Why this panel is distinctive:
It intentionally blends lived and learnt knowledge—peer/lived experience, clinical expertise, and translational practice—reflecting national priorities to centre lived experience in mental health design and reform. This mix shifts the conversation from “about people” to “with people,” ensuring solutions are workable on the ground.

Biography

Alana Singleton Co-Founder and CEO of Emerge&See, a peer-led organisation supporting the mental health and recovery of emergency service workers and volunteers across NSW/ACT. A former NSW Police officer with lived experience of servicetrauma and moral injury, Alana now advocates for systems that integrate lived experience within MH reform.
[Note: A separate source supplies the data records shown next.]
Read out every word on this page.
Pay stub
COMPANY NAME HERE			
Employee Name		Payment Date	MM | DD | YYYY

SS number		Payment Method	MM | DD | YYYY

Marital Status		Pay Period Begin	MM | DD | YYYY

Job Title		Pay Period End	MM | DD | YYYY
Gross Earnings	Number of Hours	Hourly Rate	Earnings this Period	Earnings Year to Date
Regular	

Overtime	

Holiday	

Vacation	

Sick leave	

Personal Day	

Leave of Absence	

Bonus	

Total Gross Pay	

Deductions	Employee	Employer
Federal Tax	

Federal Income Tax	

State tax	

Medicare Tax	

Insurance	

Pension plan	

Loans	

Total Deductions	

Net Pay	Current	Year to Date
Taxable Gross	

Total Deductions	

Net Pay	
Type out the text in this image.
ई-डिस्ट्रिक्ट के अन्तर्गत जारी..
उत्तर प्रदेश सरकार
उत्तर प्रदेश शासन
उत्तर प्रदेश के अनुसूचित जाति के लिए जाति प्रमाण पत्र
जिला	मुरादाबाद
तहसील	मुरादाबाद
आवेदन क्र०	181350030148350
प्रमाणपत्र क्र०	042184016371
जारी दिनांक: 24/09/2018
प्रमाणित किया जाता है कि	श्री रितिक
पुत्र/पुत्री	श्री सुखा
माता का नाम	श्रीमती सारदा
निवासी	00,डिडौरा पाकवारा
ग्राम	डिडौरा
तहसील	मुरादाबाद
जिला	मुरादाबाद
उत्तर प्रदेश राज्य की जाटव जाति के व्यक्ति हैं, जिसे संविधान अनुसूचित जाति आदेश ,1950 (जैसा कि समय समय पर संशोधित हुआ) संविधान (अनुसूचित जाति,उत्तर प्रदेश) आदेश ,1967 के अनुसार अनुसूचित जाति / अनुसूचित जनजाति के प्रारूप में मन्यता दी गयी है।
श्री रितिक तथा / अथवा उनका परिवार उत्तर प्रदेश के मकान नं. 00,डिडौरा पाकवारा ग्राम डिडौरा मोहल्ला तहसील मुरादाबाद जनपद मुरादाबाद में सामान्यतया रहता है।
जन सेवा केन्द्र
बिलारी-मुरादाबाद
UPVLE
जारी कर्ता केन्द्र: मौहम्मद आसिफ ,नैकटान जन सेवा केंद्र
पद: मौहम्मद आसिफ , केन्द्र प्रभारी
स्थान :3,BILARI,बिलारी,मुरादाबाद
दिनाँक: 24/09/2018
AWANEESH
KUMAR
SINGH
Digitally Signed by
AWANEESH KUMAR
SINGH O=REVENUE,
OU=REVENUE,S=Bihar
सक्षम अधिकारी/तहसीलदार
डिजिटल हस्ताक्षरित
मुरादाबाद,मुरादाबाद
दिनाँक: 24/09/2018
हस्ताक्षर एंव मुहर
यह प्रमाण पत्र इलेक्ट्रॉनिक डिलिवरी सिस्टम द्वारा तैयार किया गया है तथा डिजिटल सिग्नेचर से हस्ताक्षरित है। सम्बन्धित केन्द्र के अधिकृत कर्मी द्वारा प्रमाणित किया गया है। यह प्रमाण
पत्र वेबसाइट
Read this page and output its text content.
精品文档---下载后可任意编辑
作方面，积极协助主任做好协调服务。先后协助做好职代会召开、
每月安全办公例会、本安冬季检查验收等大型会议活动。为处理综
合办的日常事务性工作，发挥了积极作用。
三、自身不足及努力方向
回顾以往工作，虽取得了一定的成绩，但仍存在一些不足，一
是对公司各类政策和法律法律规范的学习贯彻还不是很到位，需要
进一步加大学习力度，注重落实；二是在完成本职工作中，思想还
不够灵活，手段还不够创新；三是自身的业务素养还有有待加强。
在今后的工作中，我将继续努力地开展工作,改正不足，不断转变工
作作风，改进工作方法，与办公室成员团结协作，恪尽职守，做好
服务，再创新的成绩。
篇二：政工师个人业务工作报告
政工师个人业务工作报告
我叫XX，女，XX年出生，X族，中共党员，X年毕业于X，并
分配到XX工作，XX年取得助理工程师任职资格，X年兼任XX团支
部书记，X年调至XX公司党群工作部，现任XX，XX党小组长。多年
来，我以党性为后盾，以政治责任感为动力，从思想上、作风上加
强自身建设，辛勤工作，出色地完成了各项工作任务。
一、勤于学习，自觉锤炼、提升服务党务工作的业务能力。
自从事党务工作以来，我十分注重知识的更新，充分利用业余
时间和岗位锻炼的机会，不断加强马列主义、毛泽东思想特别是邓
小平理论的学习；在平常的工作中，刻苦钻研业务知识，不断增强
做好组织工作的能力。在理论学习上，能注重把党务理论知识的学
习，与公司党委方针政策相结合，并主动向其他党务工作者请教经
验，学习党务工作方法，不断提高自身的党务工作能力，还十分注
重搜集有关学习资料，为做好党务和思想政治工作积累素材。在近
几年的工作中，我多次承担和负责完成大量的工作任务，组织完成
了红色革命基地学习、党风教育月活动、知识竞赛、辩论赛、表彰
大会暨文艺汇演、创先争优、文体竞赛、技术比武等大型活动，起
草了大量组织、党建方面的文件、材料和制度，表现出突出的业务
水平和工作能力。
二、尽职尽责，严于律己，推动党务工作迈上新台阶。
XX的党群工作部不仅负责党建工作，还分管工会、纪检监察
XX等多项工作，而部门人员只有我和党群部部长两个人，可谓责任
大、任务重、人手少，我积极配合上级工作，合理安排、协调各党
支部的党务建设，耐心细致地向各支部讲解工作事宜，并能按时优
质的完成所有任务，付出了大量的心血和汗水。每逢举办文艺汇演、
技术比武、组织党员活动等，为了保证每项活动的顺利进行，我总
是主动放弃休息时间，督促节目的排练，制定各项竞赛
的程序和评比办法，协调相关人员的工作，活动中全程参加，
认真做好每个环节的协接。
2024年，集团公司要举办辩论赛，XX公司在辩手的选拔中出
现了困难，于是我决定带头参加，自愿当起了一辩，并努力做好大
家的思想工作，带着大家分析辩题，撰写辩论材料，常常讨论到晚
Her work bridges frontline experience, peer support and policy influence—bringing authenticity, and practical insight to moral repair and recovery. Janja Bojanic is a registered psychologist, manager and Board-Approved Supervisor with over ten years of clinical and leadership experience across corporate, private and hospital sectors. She has extensive experience working with complex clinical presentations and a special interest in supporting military and first-responder communities affected by occupational trauma. Janja co-led occupational trauma programs at SJOG Richmond with Prof. Zachary Steel, developing and researching evidence-based interventions for PTSD and moral injury. She provides supervision, training, and academic tutoring, and presents nationally on PTSD, complex trauma and moral injury in first responders and military populations. Dominic (Dom) Hilbrink is a clinical social worker with 25 years’ experience in mental health and occupational trauma. He has treated moral injury across frontline populations and develops programs addressing the complexity of occupational psychological injuries and resilience.